Livro conta como bilionários e cientistas se uniram numa corrida para driblar a morte
O imortalismo acredita na imortalidade da alma e é o alicerce de inúmeras religiões. Já os imortalistas a que me refiro têm outra meta, nada espiritual: expandir, quase indefinidamente, os limites da longevidade através da ciência. O tema, tão fascinante quanto polêmico, é o objeto de estudo do jornalista Peter Ward, que acaba de lançar o livro “The price of immortality – the race to live forever” (“O preço da imortalidade – a corrida para viver para sempre”), ainda sem tradução para o português.
Cientistas, bilionários do setor de tecnologia e grupos que cultuam a ideia compartilham a certeza de que a humanidade tem a chance de chegar a algo perto da imortalidade. Ward mapeou essa rede de “devotos”, começando pela Church of Perpetual Life (Igreja da Vida Perpétua), na Flórida, cujos fieis são adeptos entusiastas da criogenia humana. Conhecida cientificamente como criônica, trata-se da técnica que permite refrigerar o corpo a uma temperatura de até menos 196 graus Celsius, suspendendo o processo de deterioração durante anos. Isso tornaria possível sua reanimação no futuro, isto é, se a pessoa morre hoje vítima de uma doença incurável, poderá ser reanimada quando for possível salvá-la.
A tese defendida pelos imortalistas é a seguinte: se a ciência conseguir estender a expectativa de vida em 20 ou 30 anos, ou seja, para algo entre 110 ou 120 anos, os avanços que se darão nesse campo darão um salto exponencial que vai mudar a História da humanidade. Um dos pioneiros na área foi o cientista britânico Aubrey de Grey, que trabalha com a proposta de uma medicina regenerativa, capaz de “derrotar” o curso do envelhecimento. Prevê que, em menos de duas décadas, haverá tratamentos capazes de reparar os danos causados pelo passar dos anos antes que se transformem em patologias. A teoria soou como música para os bilionários do Vale do Silício. Sergey Brin e Larry Page (Google) e Jeff Bezos (Amazon) têm despejado muito dinheiro em pesquisas relacionadas à longevidade.

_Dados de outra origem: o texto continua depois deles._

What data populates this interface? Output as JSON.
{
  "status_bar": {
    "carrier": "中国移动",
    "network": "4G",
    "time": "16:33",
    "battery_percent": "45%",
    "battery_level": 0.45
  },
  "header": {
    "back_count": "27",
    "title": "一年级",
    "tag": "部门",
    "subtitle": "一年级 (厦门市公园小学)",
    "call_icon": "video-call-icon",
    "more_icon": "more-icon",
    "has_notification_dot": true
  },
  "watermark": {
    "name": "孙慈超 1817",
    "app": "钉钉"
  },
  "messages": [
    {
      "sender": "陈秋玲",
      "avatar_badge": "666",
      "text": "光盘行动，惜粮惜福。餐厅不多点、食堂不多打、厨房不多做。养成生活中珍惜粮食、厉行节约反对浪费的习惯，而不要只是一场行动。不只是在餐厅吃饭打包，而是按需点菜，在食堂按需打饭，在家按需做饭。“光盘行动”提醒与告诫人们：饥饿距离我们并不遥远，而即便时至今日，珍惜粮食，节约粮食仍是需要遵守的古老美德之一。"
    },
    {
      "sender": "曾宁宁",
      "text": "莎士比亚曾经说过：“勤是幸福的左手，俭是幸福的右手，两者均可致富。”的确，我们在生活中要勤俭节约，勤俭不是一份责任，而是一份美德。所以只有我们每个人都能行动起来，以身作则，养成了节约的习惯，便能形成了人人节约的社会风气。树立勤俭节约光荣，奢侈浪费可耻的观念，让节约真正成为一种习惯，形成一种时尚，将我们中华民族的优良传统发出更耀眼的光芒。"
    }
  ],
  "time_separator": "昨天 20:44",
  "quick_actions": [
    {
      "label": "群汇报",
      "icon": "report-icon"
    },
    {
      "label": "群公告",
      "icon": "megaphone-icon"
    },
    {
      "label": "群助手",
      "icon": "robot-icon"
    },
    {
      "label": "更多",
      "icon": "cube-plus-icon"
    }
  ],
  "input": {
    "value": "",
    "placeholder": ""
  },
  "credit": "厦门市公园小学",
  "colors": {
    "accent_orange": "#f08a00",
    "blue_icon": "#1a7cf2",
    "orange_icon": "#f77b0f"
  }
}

Na mitologia grega, como Ward escreve, o mito de Orfeu foi criado para ensinar aos homens as consequências nefastas de desafiar a morte. Quando sua amada Eurídice morre, ele desce ao submundo para onde vão as almas dos mortos, disposto a trazê-la de volta. Sua dor comove o deus Hades, senhor desse domínio, que permite que Eurídice volte com uma condição: o casal não deve, em hipótese alguma, olhar para trás. Já perto da superfície, Orfeu quer ter certeza de que a mulher o acompanha e se vira – é o bastante para que ela desapareça. Felizmente, a ciência prefere explorar seus limites. Numa de suas últimas edições, a revista “MIT Technology Review” mostrou que drogas antienvelhecimento estão sendo testadas para combater a Covid-19.
A enfermidade é mais letal à medida que se envelhece e uma das razões é o enfraquecimento do sistema imunológico para combater infecções. Portanto, por que não utilizar drogas que rejuvenescem o organismo para deter sua progressão? Os cientistas preferem não usar a expressão antienvelhecimento por causa da carga negativa que traz em relação à velhice, mas sabemos que este é um fator de risco concreto. A degradação do sistema imunológico também pode afetar indivíduos mais jovens cuja idade biológica está acima da idade cronológica, devido a doenças crônicas como, por exemplo, diabetes ou hipertensão. O que só comprova a beleza da ciência em sua eterna luta para se superar.